I’ve been thinking about this lately because of a couple of situations I’ve run into. One was a woman I rode the elevator with at the hospital. I didn’t know her and didn’t speak to her. Yet I could feel that she was toxic, so oppressed by darkness that it was rolling off of her. We got off the elevator and went our separate ways, and I said nothing. Surely she’ll realize her torment and seek help when she’s ready… right?

The other was someone I know fairly well and consider a friend, but not a close friend. As we were praying together, I felt a deep heaviness from this person. As I focused on it, I realized it was a curse. (Yes, curses exist. And Jesus died cursed so that our curses may be broken.) I brought up the subject of curses as an invitation, but my friend said nothing. We parted with no further discussion.

I have some knowledge of the ways of darkness. My family was tormented for five years. We experienced accidents, depression, psychosis, substance abuse, and illness, not to mention a ridiculous series of random setbacks in our lives. We became self-destructive. More than once, I was close to suicide. My wife nearly died twice from reactions to benign medications.

The torment of darkness can be fatal. And it’s surely miserable, especially compared with reconciliation to God. Moreover, if we believe what Christianity teaches us, the repercussions of what we do today can follow us beyond death. I’m not talking about merely accepting Jesus as Christ to avoid going to Hell. There’s far more to it than that. Sometimes, as any addict will attest, Hell follows us.

Yet most of us, including myself, don’t approach our religion with the urgency this suggests.

There are those who stand on street corners wielding a Bible and a hand-made sign proclaiming that you need to find Jesus today. I wonder if anyone listens to them. I hope so, but I never did.

There are those who go door-to-door and teach [their version of] what the Bible says. They are committed, loving people, and I think sometimes they do some good.

Most of us accept that other people are responsible for their own spiritual health. Yet when my own spiritual health was in jeopardy, I was unable to solve the problem myself. I needed help. This was as true last year when I sought deliverance as it was 32 years ago when I got sober. In both instances, I had no idea how to solve the problem. I needed someone who did.

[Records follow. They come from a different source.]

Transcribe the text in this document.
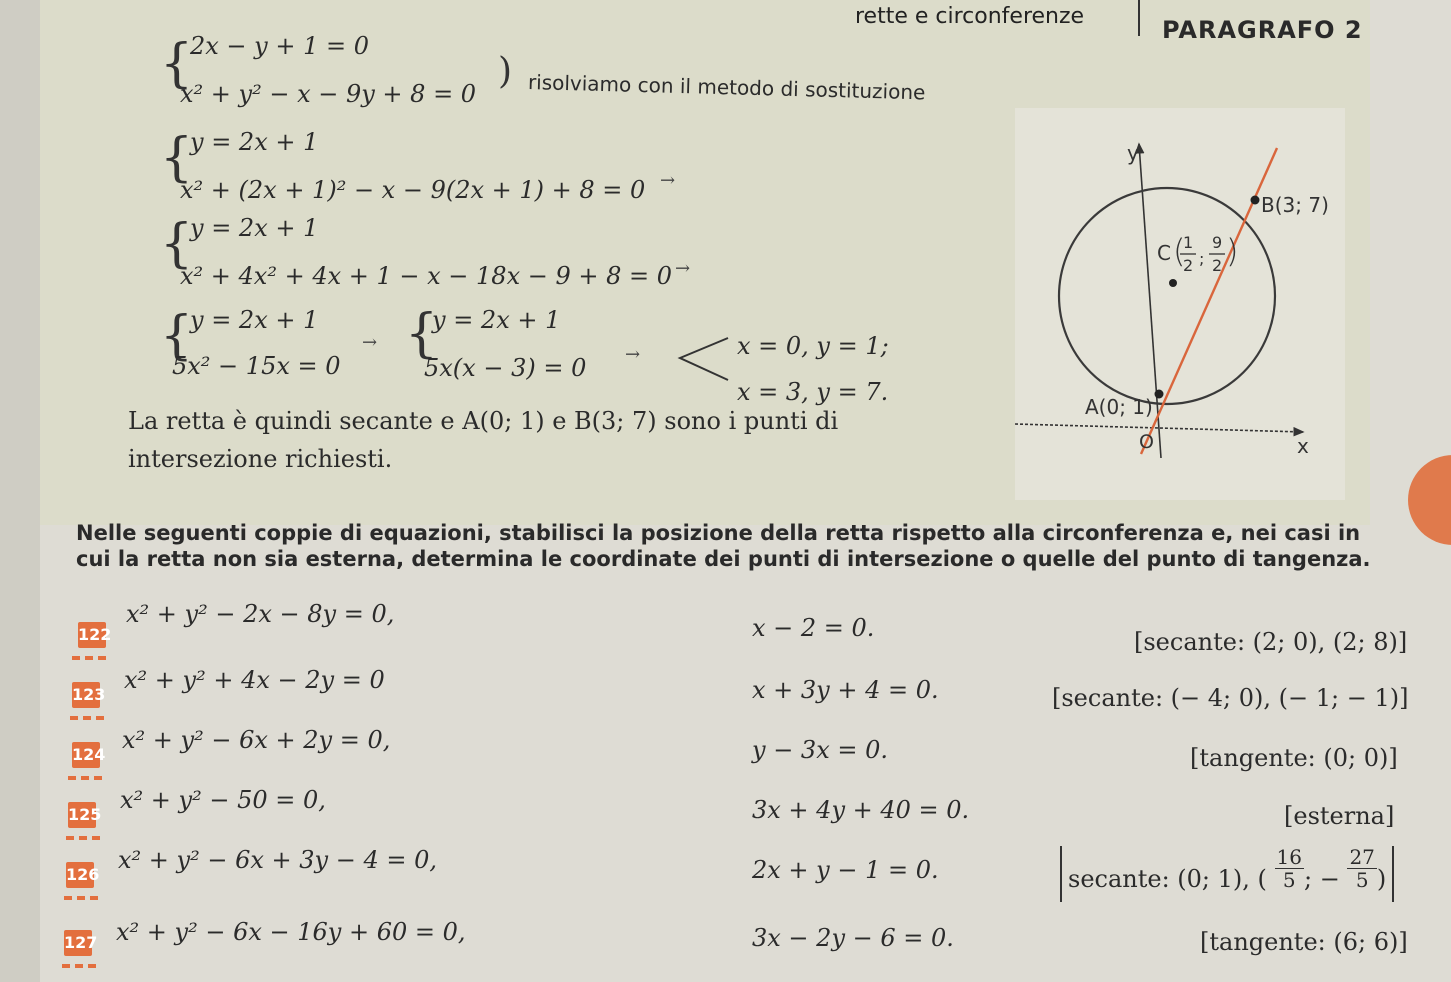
rette e circonferenze	PARAGRAFO 2
{
2x − y + 1 = 0
x² + y² − x − 9y + 8 = 0
) risolviamo con il metodo di sostituzione
{
y = 2x + 1
x² + (2x + 1)² − x − 9(2x + 1) + 8 = 0 →
{
y = 2x + 1
x² + 4x² + 4x + 1 − x − 18x − 9 + 8 = 0 →
{
y = 2x + 1
5x² − 15x = 0
→ {
y = 2x + 1
5x(x − 3) = 0 →	x = 0, y = 1;
x = 3, y = 7.
La retta è quindi secante e A(0; 1) e B(3; 7) sono i punti di intersezione richiesti.
y
x
O
B(3; 7)
A(0; 1)
C (
1
2 ;
9
2 )
Nelle seguenti coppie di equazioni, stabilisci la posizione della retta rispetto alla circonferenza e, nei casi in cui la retta non sia esterna, determina le coordinate dei punti di intersezione o quelle del punto di tangenza.
122
x² + y² − 2x − 8y = 0,	x − 2 = 0.	[secante: (2; 0), (2; 8)]
123
x² + y² + 4x − 2y = 0	x + 3y + 4 = 0.	[secante: (− 4; 0), (− 1; − 1)]
124
x² + y² − 6x + 2y = 0,	y − 3x = 0.	[tangente: (0; 0)]
125
x² + y² − 50 = 0,	3x + 4y + 40 = 0.	[esterna]
126
x² + y² − 6x + 3y − 4 = 0,	2x + y − 1 = 0.	secante: (0; 1), ( $\frac{16}{5}$ ; − $\frac{27}{5}$ )
127 x² + y² − 6x − 16y + 60 = 0,	3x − 2y − 6 = 0.	[tangente: (6; 6)]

Since Mike’s death, more than five years ago, I never put off meeting with an alcoholic or addict who asks for help. I also confront someone who appears to need help but not be willing to admit it. It often doesn’t help. Statistically, some 90% of alcoholics and addicts die from their disease. But I’m one of the 10%, and I want them to have every chance to be one, too. And never again do I want to be a day too late.

Why don’t I take the same approach with those who are suffering spiritually? I hate confrontation. I don’t have the confidence; after all, I’m new to this myself. Maybe I’m afraid of being labeled a religious nut. Maybe I’m afraid of damaging a friendship.

Would I damage a friendship to save someone’s life from addiction? Risk being labeled a nut? Step out on a limb and take a risk? You bet I would.

But religion is a private thing… right?

In a nation in which suicide rates are rising, violence against people unknown to the perpetrator is rising, drug overdose rates are rising, and antidepressant use is rising, I’m not so sure that’s true. We are a spiritually sick culture, and that sickness affects us all.

I’m tired of going to funerals of people who died too young, and seeing misery on the faces of people who are materially well off compared with much of the world. Not when there is an answer.

The challenge set before me, then, is to take the same attitude with those who suffer any kind of spiritual malady as I do toward those dying of addiction. I have been saved from misery, and it’s my responsibility to pass that on, today.

It’s a challenge I set before you, too.